Here you will find samples of some of our writing resources.

Character Generator

Choose a two numbers from 1-9:  e.g. 3 & 6.
Find where those numbers meet on the chart below by matching them with the Column 3 with Row 6.  In this case they match at “village hero”. Repeat this process twice more and start writing about that character.
Your results might be serious “village hero”, “your mother”, “private detective” or ridiculous “village hero”, “tomato”, “Rasputin”, but that’s part of the fun.  Can you write a moving tale about a tomato called Rasputin who saves the village?  Or is a village saved by Rasputin’s tomato allergy? (Click to enlarge)

characters prompt

Life’s Stenographer

Take a computer or pen and plenty of paper and find a moderately busy café. Place yourself so that you are not too far from the main cluster of people and get to work.

First, write down any abstract words or phrases that you hear that interest you. The aim of the first exercise is to transcribe fragments, for example; “9 tomorrow”, “amazing”, “Knackered”.

Now lock into a conversation. The aim of this exercise is to transcribe. It doesn’t matter how banal the conversation may appear to be, your role is not to judge or to edit, it is simply to listen and write. You will have to work quickly so don’t worry about formatting, just write as you hear.

*A word of warning: This is, to an extent, an invasion of privacy and you may find yourself in a bit of trouble if you are discovered. Be surreptitious and if you do use this material be respectful and change names.

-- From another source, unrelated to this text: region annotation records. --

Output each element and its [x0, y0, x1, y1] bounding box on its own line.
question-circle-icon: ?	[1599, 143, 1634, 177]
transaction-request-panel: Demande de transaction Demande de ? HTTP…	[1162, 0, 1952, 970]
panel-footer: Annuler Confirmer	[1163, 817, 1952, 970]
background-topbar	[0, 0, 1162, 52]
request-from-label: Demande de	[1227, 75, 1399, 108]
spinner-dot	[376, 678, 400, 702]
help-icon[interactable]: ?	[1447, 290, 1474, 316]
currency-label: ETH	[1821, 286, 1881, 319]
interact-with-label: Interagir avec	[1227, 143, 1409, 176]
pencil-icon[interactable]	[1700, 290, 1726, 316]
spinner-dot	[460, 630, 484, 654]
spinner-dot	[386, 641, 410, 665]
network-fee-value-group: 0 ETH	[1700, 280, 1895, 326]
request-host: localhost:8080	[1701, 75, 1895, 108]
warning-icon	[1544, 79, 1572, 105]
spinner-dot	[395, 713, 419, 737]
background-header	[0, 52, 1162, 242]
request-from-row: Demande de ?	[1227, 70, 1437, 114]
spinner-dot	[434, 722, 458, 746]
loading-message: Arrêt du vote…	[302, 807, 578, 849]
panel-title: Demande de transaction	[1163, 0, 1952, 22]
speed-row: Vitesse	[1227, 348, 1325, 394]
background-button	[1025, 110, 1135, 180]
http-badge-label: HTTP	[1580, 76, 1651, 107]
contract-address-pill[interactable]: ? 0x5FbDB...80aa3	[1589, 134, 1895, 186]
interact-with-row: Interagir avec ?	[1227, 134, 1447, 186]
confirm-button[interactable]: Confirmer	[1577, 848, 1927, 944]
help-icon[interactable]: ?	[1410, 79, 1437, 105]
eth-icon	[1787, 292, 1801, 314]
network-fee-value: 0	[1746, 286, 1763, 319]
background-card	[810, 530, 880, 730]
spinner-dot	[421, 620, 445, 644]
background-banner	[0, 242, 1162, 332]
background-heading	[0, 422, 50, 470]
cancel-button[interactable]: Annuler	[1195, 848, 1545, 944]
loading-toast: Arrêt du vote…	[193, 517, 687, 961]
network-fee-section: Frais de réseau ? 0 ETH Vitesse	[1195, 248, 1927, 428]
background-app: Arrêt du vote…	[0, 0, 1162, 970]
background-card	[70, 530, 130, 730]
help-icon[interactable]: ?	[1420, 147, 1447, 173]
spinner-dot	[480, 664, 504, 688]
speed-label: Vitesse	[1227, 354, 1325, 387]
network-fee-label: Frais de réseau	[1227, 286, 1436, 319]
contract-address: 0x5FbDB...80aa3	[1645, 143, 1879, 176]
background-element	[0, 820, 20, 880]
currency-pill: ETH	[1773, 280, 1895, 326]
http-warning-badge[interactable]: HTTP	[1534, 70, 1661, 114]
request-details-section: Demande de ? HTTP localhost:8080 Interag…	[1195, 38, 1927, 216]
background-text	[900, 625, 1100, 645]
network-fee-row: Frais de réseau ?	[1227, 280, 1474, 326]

Now fix onto an interesting character in the café. Describe them as would a serious novelist, paying attention to not just their appearance but how they come across: their seating position, the sound of their breath, any mannerisms. What makes them interesting?

*Once again, be careful. Try not to make them uncomfortable.

If you haven’t already done so, give your character a name. Take him or her out of the café, by describing their movements as they walk down the street. Now you are back to fiction, inventing a whole series of actions for them and placing them in hypothetical situations.

Think of a colour. Pay the bill and leave the café. For the next 15 minutes make a mental note of everything you see in that colour. When you get home immediately go to your desk. Pick the most interesting thing you saw and write about it. Your writing should be impressionistic.

Now write up your transcriptions from the café. Choose a format: you could write out your notes in play form, giving names for each new speaker and bracketing the pauses, or write a third person novel extract. Can you shape the conversation? Can you discover hidden dynamics?

Finally, take your list of abstract words or phrases. Underline any that interest you and then place these at the top of a fresh piece of paper. Write, letting the phrase be used as a first word or a title. See where it takes you.